$$ \dfrac{4n^4 -18n^3 +3n^2 -660}{n^2 +560n -1024} = Θ(n^2) $$
It's been quite a while since I've one this as a ratio and I'm a bit lost on what steps to take for this. I know we'll need to prove both big O and big Omega but simplifying the ratio has me stuck.
On
This ratio can be rewritten as $f(n)=n^2g(1/n)/h(1/n)$ where $g(x)=4-18x+3x^2-660x^3$ and $h(x)=1+560x-1024x^2$. Hence $g(x)\to4$ and $h(x)\to1$ when $x\to0$, which implies that $g(1/n)/h(1/n)\to4$ when $n\to\infty$. Pick some $N$ such that $|g(1/n)/h(1/n)-4|\leqslant1$ for every $n\geqslant N$, then $3n^2\leqslant f(n)\leqslant5n^2$ for every $n\geqslant N$, in particular $f(n)=\Theta(n^2)$.

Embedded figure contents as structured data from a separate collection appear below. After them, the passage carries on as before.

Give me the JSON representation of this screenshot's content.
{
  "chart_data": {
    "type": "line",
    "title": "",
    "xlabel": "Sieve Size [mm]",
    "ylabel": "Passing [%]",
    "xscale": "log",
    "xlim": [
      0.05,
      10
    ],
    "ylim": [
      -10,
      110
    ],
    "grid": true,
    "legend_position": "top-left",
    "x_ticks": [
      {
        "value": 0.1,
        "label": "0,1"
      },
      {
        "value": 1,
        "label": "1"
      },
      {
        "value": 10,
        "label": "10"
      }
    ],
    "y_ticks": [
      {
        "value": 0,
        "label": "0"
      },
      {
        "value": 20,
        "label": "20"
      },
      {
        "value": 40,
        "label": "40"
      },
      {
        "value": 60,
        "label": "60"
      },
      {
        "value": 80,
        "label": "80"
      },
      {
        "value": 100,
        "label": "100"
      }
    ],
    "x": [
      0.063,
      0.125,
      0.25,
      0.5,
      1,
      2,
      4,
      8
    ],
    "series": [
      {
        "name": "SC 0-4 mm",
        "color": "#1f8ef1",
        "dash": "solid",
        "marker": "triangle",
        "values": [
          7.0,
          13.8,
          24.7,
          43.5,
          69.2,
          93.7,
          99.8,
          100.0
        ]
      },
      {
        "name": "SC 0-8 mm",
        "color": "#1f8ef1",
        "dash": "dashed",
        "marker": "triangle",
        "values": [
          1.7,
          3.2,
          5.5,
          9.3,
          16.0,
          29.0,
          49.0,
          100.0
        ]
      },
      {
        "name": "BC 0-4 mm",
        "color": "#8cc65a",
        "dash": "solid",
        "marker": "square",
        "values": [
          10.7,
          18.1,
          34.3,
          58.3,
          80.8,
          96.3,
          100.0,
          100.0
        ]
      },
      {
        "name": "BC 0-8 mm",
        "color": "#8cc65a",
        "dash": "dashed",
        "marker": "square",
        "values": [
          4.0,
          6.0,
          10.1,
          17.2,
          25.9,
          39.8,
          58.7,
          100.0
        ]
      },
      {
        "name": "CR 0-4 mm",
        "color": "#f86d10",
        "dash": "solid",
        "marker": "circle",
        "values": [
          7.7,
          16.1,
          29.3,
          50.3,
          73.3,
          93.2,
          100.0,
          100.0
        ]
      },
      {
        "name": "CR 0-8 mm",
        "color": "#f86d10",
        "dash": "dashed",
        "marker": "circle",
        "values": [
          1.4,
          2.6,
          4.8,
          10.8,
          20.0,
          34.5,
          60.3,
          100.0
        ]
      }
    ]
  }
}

Quantitatively: If $|x|\leqslant\frac1{10,000}$, $3\leqslant g(x)\leqslant5$ and $\frac12\leqslant h(x)\leqslant\frac32$ hence, for every $n\geqslant10,000$, $2n^2\leqslant f(n)\leqslant10n^2$.
HINT: Divide it out to get
$$f(n)=\frac{4n^4-18n^3+3n^2-660}{n^2+560n-1024}=4n^2+an+b+\frac{cn+d}{n^2+560n-1024}$$
for some $a,b,c,d\in\Bbb R$. Show that
$$\left\vert an+b+\frac{cn+d}{n^2+560n-1024}\right\vert\le n^2$$
for sufficiently large $n$ and conclude that $n^2\le f(n)$ and $f(n)\le 5n^2$ for sufficiently large $n$.